Amazon has launched a current account, Google and Apple have payment systems that turn your phone into a bank account, and Facebook is even launching a whole new currency, the Libra. It remains to be seen which of those new ideas work and which fail, but some will surely succeed. The traditional banks face a relentlessly declining share of the market, and as they lose customers they will keep on shrinking.
The net result? Careers are ending earlier and opportunities are evaporating. Banking used to attract the best people, and paid the highest salaries. But that is not going to be true any longer. It is unlikely that many bright graduates aspire to a job in banking. In some industries that might not be of any great consequence. But the financial markets relied on having super-bright and highly motivated staff. To prosper, they needed people who could track down deals and make them happen, who could trade furiously, and who could come up with dozens of creative and innovative new products.

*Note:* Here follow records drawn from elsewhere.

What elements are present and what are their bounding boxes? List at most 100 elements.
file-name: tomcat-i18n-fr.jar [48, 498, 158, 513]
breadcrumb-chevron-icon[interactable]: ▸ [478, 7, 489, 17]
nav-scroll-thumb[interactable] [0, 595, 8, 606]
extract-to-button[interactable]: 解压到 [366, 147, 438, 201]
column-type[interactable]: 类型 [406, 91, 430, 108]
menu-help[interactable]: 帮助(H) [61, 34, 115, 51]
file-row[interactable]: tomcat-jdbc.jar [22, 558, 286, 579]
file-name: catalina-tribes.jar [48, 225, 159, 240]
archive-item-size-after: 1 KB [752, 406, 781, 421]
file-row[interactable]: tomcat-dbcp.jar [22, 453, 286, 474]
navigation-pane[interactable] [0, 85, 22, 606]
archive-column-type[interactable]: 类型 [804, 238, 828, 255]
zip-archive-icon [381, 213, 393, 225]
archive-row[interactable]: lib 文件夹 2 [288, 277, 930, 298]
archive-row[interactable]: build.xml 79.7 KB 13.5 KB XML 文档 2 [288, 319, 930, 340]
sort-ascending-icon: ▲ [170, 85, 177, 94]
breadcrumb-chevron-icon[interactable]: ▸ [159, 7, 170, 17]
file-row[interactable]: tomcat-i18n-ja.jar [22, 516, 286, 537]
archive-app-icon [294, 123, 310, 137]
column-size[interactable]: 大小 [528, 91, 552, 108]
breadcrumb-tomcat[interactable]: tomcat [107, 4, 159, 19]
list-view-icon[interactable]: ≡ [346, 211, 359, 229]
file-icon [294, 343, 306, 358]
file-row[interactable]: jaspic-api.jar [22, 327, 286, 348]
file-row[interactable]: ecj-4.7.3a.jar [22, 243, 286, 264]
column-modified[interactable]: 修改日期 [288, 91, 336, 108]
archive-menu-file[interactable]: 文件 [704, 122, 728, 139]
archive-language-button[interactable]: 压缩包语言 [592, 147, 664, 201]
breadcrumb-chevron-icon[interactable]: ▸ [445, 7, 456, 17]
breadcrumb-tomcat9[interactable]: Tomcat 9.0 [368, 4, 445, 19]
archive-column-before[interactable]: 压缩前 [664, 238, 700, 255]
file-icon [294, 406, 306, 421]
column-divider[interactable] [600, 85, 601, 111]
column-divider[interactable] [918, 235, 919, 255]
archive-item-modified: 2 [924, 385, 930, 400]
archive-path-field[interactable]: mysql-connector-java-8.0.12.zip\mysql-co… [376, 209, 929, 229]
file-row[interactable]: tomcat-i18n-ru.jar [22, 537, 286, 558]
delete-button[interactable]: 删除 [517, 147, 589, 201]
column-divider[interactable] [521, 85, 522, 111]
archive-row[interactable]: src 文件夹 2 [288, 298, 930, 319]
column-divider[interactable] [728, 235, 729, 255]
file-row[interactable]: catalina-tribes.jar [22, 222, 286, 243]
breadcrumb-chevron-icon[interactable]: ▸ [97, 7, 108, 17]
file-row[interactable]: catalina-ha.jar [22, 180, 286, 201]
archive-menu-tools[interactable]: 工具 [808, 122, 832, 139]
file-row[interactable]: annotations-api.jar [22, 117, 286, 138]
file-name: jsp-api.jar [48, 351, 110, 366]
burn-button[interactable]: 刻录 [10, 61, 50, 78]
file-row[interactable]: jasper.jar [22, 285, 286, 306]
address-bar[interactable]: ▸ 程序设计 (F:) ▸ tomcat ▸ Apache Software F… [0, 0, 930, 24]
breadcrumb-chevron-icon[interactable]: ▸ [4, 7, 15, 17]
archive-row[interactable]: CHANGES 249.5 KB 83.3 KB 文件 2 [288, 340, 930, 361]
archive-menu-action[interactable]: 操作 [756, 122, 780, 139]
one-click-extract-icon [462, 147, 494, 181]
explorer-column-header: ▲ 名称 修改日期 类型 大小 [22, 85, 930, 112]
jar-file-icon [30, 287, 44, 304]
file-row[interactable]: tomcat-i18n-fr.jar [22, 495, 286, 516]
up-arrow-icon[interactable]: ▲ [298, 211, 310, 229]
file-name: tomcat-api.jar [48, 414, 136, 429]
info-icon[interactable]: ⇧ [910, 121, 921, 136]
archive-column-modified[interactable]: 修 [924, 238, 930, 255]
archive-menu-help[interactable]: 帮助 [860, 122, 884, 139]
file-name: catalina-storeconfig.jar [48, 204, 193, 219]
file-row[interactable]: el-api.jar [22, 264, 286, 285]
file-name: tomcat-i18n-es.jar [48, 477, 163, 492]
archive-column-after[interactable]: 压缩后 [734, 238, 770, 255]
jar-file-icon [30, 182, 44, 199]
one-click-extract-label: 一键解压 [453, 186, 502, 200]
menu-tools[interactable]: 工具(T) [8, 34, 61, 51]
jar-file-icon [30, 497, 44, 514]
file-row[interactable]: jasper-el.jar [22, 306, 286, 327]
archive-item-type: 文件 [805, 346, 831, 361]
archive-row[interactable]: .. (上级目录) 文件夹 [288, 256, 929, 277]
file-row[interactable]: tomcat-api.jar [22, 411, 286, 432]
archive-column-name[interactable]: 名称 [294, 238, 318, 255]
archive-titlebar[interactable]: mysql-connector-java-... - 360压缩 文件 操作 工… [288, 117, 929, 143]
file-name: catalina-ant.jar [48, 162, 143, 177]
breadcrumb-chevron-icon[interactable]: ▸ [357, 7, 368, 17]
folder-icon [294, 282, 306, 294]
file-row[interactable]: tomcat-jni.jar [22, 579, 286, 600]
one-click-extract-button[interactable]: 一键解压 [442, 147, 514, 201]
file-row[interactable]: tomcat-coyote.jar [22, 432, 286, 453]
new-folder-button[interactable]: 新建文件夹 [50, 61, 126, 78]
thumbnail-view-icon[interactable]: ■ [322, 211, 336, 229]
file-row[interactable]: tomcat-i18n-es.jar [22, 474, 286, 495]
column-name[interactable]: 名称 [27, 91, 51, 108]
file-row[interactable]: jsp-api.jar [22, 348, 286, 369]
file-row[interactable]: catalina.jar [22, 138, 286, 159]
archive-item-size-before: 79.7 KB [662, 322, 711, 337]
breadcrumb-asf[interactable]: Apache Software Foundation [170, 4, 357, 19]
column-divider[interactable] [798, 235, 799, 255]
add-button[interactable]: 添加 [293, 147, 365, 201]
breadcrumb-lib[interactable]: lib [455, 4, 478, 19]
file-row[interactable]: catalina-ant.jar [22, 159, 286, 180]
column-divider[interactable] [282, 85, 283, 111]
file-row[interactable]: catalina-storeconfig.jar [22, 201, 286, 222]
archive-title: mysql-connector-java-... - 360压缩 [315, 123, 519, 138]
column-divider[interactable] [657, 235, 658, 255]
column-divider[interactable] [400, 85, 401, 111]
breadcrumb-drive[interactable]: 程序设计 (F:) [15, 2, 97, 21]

Like the media, or tech industry, banking needed to attract the best people to keep growing. If it can no longer offer those people the same kind of rewards and can’t keep them on board, it is likely to go into a spiral of decline. It won’t have the energy or ideas it needs to keep expanding, or even to hang onto the markets it already dominates. Nor will it have the imagination to reinvent itself as the tech giants move onto its turf. It will take a while, but if banking is not much of a career any more people will lose interest and the sector will inevitably shrink and shrink.